I took the newsroom laptop and boogied out the door. LaFlamme was on the way I was told. I won’t embarrass him by telling you he went to the wrong location, but when he finally arrived shortly after me, he ducked out of the rain and into my front seat. He was impressed that I had created a bucket for the story and photos, and was ready to push the photo and his yet to be written story online. “How are you connecting to the internet, their WiFi?” asked my intrepid colleague. He was flabbergasted that my phone hat a built in hot spot that I used to connect to the internet. We cobbled together what we knew and sent the link to the copydesk for them to check over and publish.

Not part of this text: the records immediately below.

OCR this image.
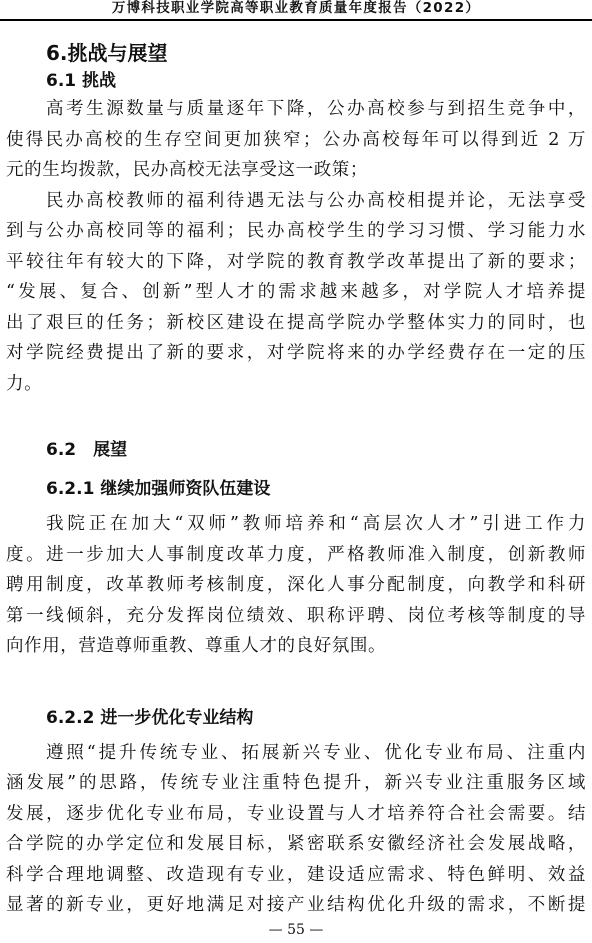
万博科技职业学院高等职业教育质量年度报告（2022）
6.挑战与展望
6.1 挑战
高考生源数量与质量逐年下降，公办高校参与到招生竞争中，
使得民办高校的生存空间更加狭窄；公办高校每年可以得到近 2 万
元的生均拨款，民办高校无法享受这一政策；
民办高校教师的福利待遇无法与公办高校相提并论，无法享受
到与公办高校同等的福利；民办高校学生的学习习惯、学习能力水
平较往年有较大的下降，对学院的教育教学改革提出了新的要求；
“发展、复合、创新”型人才的需求越来越多，对学院人才培养提
出了艰巨的任务；新校区建设在提高学院办学整体实力的同时，也
对学院经费提出了新的要求，对学院将来的办学经费存在一定的压
力。
6.2　展望
6.2.1 继续加强师资队伍建设
我院正在加大“双师”教师培养和“高层次人才”引进工作力
度。进一步加大人事制度改革力度，严格教师准入制度，创新教师
聘用制度，改革教师考核制度，深化人事分配制度，向教学和科研
第一线倾斜，充分发挥岗位绩效、职称评聘、岗位考核等制度的导
向作用，营造尊师重教、尊重人才的良好氛围。
6.2.2 进一步优化专业结构
遵照“提升传统专业、拓展新兴专业、优化专业布局、注重内
涵发展”的思路，传统专业注重特色提升，新兴专业注重服务区域
发展，逐步优化专业布局，专业设置与人才培养符合社会需要。结
合学院的办学定位和发展目标，紧密联系安徽经济社会发展战略，
科学合理地调整、改造现有专业，建设适应需求、特色鲜明、效益
显著的新专业，更好地满足对接产业结构优化升级的需求，不断提
— 55 —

I got home in time to watch the TV news and log on to my computer to see if our stories of the govenah or robbery had generated any social media traffic. I opened Facebook and did a quick scroll to catch up on what people were blithering on about. I de-friended a dear friend that I just could not stand seeing any more photos of what she was cooking for dinner ever night. Had a laugh at another who posted they were going home because a plane circling downtown frightened him. But was horrified by the scenario that went through my mind when I read a couple of comments on the pharmacy robbery. Two guys were boasting about being prepared for just such a thing by always having their gun with them. I wondered what they would do if they were there. Would they pull it out only if the robber started shooting, but do nothing if there was no imminent danger. Or would they try to be a hero and accidentally kill an innocent patron? The what iff’s started.
My son carries a gun. I have in the past, but choose not to now. I believe, and am comforted that there are many out there that are trained, of the right mindset, and able to make rational judgement calls that have and will no doubt save lives and stop crime in the future. It makes many criminals think twice about pulling out a gun. However, I am just as afraid to be shot by some knucklehead who thinks he is Dirty Harry or Walker, Texas Ranger. Can of worms for sure.